A shareholder sued PayPal after it disclosed federal investigations, citing the decline in stock value after the disclosure. 

Specifically, the case concerns a sudden loss in stock value that the shareholder attributes to company executives’ alleged concealment of an Consumer Financial Protection Bureau (CFPB) investigation, the second one since 2011, and an Securities and Exchange Commission probe. The shareholder names PayPal Holdings Inc. as a nominal defendant and the company’s board of directors as well as a number of officers as defendants in the derivative suit.

Thursday’s Northern District of California complaint avers that PayPal offers a variety of payment solutions, including consumer credit services through its PayPal Credit, as well as debit card services. In 2015, according to the complaint, PayPal entered into a final judgment with the CFPB over regulatory claims arising from PayPal Credit practices between 2011 and 2015. In addition to paying $15 million in redress to consumers and a $10 million civil monetary penalty, the company had to alter various PayPal Credit business practices.

The complaint states that after PayPal entered into the consent order, individual defendants made misleading representations about the company’s business, operations, and outlook. In particular, the individuals repeatedly touted PayPal’s compliance with the order in SEC filings. 
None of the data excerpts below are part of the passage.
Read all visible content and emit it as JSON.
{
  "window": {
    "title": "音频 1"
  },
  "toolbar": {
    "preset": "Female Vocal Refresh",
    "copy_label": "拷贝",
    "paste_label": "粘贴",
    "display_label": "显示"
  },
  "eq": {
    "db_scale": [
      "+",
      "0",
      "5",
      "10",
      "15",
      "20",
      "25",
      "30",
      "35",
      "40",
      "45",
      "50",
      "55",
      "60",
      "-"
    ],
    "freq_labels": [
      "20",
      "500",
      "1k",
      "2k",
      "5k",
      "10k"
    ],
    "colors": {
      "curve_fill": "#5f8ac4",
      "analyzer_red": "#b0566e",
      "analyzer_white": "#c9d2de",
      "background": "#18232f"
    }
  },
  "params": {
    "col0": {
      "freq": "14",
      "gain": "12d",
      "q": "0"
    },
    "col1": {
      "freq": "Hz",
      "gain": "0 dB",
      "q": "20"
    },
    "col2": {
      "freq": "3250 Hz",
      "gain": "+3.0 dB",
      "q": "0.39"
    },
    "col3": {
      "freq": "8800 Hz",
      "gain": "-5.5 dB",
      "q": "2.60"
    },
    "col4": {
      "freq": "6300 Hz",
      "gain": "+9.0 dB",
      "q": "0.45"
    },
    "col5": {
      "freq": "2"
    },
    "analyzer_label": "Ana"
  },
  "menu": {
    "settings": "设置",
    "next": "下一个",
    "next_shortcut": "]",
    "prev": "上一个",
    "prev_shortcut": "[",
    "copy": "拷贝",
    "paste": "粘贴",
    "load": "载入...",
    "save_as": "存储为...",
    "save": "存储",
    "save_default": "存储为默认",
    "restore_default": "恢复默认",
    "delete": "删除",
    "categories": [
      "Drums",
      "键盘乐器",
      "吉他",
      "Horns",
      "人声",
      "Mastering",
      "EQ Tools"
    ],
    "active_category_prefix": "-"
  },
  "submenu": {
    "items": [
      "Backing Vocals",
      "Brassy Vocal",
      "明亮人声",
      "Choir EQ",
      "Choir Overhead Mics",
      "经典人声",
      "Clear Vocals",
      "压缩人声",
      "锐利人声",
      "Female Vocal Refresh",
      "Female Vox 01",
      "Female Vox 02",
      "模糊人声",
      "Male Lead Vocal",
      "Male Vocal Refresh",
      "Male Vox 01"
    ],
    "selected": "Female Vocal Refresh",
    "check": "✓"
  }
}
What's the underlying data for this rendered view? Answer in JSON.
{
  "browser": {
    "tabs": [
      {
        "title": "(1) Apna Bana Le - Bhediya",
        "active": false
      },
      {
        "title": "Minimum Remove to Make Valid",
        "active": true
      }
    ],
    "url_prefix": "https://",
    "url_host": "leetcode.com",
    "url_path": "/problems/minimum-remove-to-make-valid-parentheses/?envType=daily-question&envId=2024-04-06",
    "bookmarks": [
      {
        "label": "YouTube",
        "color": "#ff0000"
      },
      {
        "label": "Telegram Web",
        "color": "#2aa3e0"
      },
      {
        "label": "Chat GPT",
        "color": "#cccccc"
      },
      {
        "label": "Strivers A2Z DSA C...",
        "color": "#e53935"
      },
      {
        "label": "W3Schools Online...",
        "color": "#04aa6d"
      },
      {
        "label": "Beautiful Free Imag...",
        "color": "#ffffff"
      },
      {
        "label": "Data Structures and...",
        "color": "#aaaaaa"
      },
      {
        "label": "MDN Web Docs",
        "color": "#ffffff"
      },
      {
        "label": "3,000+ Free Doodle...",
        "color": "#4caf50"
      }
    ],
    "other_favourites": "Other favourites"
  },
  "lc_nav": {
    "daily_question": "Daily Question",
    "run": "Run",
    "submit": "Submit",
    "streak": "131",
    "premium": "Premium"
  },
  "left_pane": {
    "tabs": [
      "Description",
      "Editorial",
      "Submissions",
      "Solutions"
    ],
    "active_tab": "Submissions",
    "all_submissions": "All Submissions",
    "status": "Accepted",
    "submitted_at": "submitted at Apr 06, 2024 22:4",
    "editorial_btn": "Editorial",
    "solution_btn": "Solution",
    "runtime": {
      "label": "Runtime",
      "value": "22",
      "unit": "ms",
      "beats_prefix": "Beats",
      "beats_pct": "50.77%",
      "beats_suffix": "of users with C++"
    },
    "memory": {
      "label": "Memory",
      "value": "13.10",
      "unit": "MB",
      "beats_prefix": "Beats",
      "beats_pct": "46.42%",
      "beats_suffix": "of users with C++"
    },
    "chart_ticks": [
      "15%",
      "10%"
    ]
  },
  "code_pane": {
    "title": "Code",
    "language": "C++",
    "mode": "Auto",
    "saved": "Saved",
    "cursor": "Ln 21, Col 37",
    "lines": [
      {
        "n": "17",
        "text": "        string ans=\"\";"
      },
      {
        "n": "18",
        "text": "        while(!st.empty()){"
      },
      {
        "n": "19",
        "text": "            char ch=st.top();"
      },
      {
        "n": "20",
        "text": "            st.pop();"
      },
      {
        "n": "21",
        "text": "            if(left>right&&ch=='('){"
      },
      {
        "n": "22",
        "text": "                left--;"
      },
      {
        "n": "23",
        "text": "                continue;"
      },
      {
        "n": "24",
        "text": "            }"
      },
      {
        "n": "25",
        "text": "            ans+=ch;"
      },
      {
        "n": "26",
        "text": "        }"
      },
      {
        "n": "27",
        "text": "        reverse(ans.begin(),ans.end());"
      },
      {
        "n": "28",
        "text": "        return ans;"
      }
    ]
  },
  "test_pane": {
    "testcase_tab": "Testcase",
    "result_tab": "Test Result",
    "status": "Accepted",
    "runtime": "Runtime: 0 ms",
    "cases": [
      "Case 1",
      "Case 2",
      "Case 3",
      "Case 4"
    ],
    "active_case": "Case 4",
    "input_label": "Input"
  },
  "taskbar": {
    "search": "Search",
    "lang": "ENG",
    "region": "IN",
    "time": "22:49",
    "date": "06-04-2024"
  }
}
However, the defendants purportedly failed to mention additional compliance issues with PayPal Credit that led to an investigation by the CFPB and compliance issues with a Federal Reserve rule governing debit card interchange fees that led to a second one by the SEC. The complaint claims that the individual defendants’ public deception artificially buoyed the stock price. In addition, it says that three defendants “benefitted from lucrative insider sales at artificially inflated prices for proceeds of approximately $6.25 million.”

On July 29, 2021, the shareholder claims that the truth came to light with the company’s filing of its quarterly SEC Form 10-Q, disclosing that it was subject to investigations by federal authorities. The filing specified that PayPal received a civil investigative demand (CID) from the CFPB in connection with the marketing and use of PayPal Credit with certain educational services merchants. PayPal also said that it responded to subpoenas from the SEC over compliance concerns with the Federal Reserve rule.

The shareholder alleges that in response, the company’s share price tumbled by $18.81 per share from its closing price of $301.98 on July 28, 2021, to close at $283.17 the following day, representing a decline of approximately 6.23% .

The complaint states seven claims for relief: negligence, breach of fiduciary duty, unjust enrichment, gross mismanagement, abuse of control, and contribution. 

The plaintiff seeks damages as well as a variety of corporate reforms, including allowing PayPal shareholders to nominate at least six candidates for election to the board of directors.

The shareholder and putative class are represented by The Brown Law Firm P.C.